Kevin K. Sullivan, miembro de carrera del Servicio Exterior Senior, clase de Ministro Consejero, es actualmente Representante Permanente Adjunto de la Misión de los Estados Unidos ante la Organización de Estados Americanos en Washington, DC, cargo que ocupa desde 2016. A Veterano de 30 años del Servicio Exterior, el Sr. Sullivan habla español con fluidez y es uno de los principales expertos del Departamento de América Latina. Mientras se desempeñaba como Jefe Adjunto de Misión / Encargado de Negocios en Buenos Aires, Argentina (2013-2016), persuadió a los altos cargos argentinos para que resolvieran una deuda de diez mil millones de dólares a miembros del Club de París por una década. Como Subjefe de Misión en la Embajada de los Estados Unidos en Lilongwe, Malawi (2007-2010), administró la programación de $ 100 millones en asistencia anual de los EE. UU. Centrada en la salud y el crecimiento económico. Sus habilidades de liderazgo y gestión, junto con su experiencia regional y habilidades de comunicación, lo convierten en un excelente candidato para el Embajador de los Estados Unidos en Nicaragua.

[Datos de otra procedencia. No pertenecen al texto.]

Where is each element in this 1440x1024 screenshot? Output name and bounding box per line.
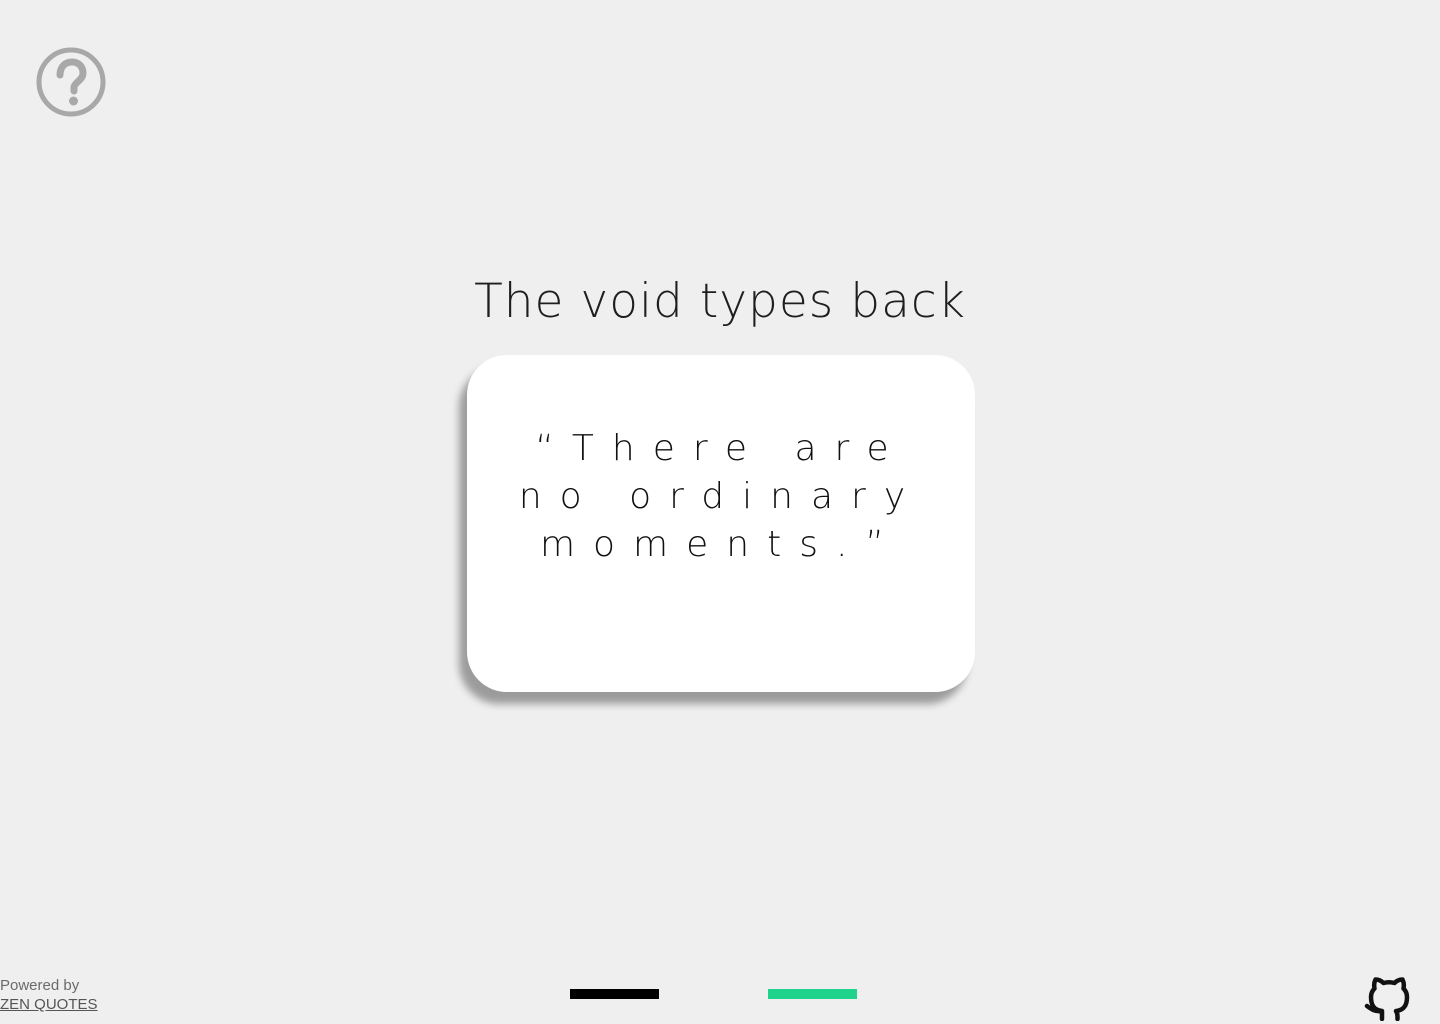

El Sr. Sullivan también ha servido al Departamento de Estado como Director de la Oficina de Política Económica y Coordinación de Cumbres, Oficina de Asuntos del Hemisferio Occidental (2010-2013), Consejero Político / Económico, Embajada de los Estados Unidos Addis Abeba, Etiopía (2005-2007), Oficial Económico , Embajada de los Estados Unidos en Santiago de Chile (2001-2005), Oficial Económico, Embajada de los Estados Unidos en Buenos Aires, Argentina (1997-2000) y Oficial Económico, Oficina de Asuntos Cubanos, Oficina de Asuntos del Hemisferio Occidental (1994-1997). Fue Oficial de Relaciones Internacionales, Oficina de Planificación de Políticas, Oficina de Asuntos del Hemisferio Occidental (1992-1994), Oficial de Servicios Generales, Embajada de los Estados Unidos en Banjul, Gambia (1990-1992) y Vicecónsul, Embajada de los Estados Unidos en Santo Domingo, República Dominicana (1988 -1990). Antes de unirse al Servicio Exterior, fue un oficial de Admisiones en la Universidad de Georgetown.

El Sr. Sullivan obtuvo una licenciatura en la Universidad de Georgetown y una maestría de la Universidad de Princeton. Ha recibido numerosos reconocimientos notables del Departamento de Estado, así como el Premio "Puente de las Américas" del Consejo de Estudios Americanos (Argentina). Además del español, el Sr. Sullivan habla francés básico.